Oh, what about this version? You shoot first, things proceed cyclically, and we keep going until just one person is left. What's the chance that it's you? Naively it seems like this should be approximately 1/n no matter what p is; shooting first could confer some advantage but surely it can't be much for large n. So this can't yield anything like 1/e either. Drat.


How about this: People shoot in a random order (now everyone has the same chance of making it to the next round. Is it 1/e?)

  import numpy as np


  class Shooter:
      def __init__(self):
          self.dead = False
          self.right = None  # The person to the right


  def simulate(n):
      # Simulates a round with n shooters
      # Returns the ratio of survivors

      shooters = [Shooter() for i in range(n)]
      for i, shooter in enumerate(shooters):
          shooter.right = shooters[(i+1) % len(shooters)]

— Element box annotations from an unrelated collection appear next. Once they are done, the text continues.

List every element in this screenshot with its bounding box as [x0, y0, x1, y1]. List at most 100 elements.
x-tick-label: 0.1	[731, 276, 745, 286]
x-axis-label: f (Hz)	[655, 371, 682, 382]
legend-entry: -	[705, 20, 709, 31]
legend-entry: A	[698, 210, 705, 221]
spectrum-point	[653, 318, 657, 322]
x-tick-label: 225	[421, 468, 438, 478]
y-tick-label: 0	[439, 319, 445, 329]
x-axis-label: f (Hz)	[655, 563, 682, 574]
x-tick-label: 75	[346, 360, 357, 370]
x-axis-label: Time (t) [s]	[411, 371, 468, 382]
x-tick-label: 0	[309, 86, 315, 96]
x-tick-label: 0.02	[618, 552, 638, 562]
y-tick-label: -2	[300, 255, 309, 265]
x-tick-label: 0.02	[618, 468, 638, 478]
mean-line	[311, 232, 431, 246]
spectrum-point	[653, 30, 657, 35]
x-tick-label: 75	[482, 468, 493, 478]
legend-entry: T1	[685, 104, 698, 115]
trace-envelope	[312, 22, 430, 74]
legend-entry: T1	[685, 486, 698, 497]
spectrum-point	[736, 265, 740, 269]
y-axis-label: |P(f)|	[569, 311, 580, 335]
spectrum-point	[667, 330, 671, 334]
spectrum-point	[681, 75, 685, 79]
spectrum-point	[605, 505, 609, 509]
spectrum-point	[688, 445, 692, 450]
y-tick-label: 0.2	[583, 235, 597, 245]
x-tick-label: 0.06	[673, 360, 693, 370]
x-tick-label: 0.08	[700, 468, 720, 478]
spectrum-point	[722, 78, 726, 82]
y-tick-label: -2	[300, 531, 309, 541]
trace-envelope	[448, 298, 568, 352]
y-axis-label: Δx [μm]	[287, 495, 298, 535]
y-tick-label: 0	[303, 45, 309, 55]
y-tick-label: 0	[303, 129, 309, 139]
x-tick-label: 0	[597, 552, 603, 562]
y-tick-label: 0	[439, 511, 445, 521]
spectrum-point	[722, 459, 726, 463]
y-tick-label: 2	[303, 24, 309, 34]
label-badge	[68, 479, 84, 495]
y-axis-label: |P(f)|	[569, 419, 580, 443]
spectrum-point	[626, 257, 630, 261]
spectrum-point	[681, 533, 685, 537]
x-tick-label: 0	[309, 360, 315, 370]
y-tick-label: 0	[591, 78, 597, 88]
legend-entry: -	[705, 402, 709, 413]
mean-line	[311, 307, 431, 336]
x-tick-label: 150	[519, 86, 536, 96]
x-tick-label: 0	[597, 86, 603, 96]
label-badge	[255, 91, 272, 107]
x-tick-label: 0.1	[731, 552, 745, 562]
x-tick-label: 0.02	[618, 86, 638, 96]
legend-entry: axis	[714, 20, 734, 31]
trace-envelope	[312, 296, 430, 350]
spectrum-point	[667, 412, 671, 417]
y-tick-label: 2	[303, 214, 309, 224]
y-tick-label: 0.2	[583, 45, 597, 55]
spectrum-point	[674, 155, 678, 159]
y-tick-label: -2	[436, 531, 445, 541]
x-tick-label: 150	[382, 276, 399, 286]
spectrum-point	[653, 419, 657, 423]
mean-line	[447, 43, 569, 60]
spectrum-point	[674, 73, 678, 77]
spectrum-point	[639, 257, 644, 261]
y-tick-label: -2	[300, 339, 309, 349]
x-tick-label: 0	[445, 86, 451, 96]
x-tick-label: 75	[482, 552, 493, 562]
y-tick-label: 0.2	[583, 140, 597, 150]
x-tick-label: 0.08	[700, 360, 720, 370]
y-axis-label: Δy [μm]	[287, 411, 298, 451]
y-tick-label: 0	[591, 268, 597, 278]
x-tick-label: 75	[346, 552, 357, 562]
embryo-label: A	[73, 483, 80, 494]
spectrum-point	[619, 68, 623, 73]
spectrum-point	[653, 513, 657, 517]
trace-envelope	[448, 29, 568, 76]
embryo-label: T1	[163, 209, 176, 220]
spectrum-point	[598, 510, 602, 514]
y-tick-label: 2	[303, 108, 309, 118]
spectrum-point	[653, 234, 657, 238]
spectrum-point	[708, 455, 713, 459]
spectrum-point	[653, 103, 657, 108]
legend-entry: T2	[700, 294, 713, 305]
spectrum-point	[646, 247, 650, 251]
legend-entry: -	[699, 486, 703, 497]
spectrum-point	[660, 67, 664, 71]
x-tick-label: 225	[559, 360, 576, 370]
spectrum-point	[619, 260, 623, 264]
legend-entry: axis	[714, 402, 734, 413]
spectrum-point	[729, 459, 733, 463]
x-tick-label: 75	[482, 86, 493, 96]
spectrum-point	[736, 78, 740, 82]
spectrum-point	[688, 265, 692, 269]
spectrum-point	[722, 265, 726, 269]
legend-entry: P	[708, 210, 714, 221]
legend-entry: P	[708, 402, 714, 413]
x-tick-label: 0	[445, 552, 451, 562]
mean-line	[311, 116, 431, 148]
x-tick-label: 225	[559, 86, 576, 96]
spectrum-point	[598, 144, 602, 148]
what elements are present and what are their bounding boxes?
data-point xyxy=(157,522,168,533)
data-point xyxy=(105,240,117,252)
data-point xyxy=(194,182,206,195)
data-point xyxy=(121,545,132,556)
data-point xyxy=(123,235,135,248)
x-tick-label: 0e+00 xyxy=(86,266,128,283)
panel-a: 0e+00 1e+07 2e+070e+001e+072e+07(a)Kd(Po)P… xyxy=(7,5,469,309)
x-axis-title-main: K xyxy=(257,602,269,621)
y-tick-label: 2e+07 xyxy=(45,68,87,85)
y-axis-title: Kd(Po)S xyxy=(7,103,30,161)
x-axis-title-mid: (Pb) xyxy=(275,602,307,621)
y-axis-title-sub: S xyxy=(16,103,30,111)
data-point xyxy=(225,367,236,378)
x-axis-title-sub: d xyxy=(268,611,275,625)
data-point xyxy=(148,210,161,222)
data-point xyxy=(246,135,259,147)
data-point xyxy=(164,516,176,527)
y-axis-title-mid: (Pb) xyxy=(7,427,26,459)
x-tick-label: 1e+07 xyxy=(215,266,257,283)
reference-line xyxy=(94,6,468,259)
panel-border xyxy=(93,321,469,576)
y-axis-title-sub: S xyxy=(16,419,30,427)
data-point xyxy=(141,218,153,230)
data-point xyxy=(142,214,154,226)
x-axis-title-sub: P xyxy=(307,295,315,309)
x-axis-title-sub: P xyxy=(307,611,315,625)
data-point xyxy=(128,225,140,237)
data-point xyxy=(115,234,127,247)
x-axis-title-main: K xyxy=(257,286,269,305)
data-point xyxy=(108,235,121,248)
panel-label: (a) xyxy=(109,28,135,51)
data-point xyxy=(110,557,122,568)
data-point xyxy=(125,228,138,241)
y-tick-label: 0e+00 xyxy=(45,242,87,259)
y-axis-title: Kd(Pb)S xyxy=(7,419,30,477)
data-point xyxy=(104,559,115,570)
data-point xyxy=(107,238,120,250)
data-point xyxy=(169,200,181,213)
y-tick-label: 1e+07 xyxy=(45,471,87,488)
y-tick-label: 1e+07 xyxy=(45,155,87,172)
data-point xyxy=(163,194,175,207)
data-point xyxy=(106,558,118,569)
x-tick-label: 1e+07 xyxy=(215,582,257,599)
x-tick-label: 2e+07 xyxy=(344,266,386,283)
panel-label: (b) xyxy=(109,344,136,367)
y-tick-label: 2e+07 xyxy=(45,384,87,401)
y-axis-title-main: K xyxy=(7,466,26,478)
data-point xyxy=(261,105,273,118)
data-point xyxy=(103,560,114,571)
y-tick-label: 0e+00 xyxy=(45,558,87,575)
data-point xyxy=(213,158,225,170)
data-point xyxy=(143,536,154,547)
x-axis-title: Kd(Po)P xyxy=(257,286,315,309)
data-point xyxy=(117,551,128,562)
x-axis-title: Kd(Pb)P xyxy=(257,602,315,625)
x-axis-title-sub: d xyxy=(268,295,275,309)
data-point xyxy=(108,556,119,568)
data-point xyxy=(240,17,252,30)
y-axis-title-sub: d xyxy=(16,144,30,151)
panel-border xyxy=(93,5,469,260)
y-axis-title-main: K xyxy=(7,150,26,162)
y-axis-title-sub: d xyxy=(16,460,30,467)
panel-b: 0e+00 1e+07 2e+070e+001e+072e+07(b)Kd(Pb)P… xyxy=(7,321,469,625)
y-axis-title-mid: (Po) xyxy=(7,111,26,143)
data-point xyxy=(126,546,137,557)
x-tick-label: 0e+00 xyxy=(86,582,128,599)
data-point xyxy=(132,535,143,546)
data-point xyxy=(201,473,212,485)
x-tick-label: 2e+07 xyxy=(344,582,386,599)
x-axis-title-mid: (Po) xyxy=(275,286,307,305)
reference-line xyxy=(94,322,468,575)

      np.random.shuffle(shooters)

      HIT_PROBABILITY = 1/6
      survivors = n
      for shooter in shooters:
          if not shooter.dead:
              if np.random.random() < HIT_PROBABILITY:
                  shooter.right.dead = True
                  survivors = survivors - 1
      return survivors/n

Simulations suggest that the survival probabilities do not converge to 6/7 if you add shuffling. This makes sense, since the survival probability for the random shuffling version must be strictly less than if you are guaranteed to go first.

  >>>sum([simulate(10000) for j in range(1000)])/1000
  0.8463075999999998


Yeah I don’t understand the question either :( I’m very interested to here the full problem and solution


Personally, I'd like to see a careful statement of the full problem but not the solution :-).


From the engineer:

"The current statement of the problem is that you have n participants, with 6 slots (1 loaded) in their revolver, each firing to the person on the right."


I'll bite, but how do you know it converges to 1/e if no one has figured out why?

Your description sounds close to the wikipedia description of the first round of that movie (https://en.wikipedia.org/wiki/13_Tzameti), so hopefully it's not just the wrong probability to analyze, but naively, the setup sounds like it would have slightly above 5/6 probabilty of survival for the first round. But some aspects of the question setup also almost remind me of the classic networking algorithm of slotted Aloha, which does yield an optimal utilization (packet survival) rate of 1/e in each round (for an altered question setup).


I was wrong, my engineer said that derangements are the answer to the convergence.


Haha, thanks for the response. Your question is worthy of being included in the nerd sniping box set.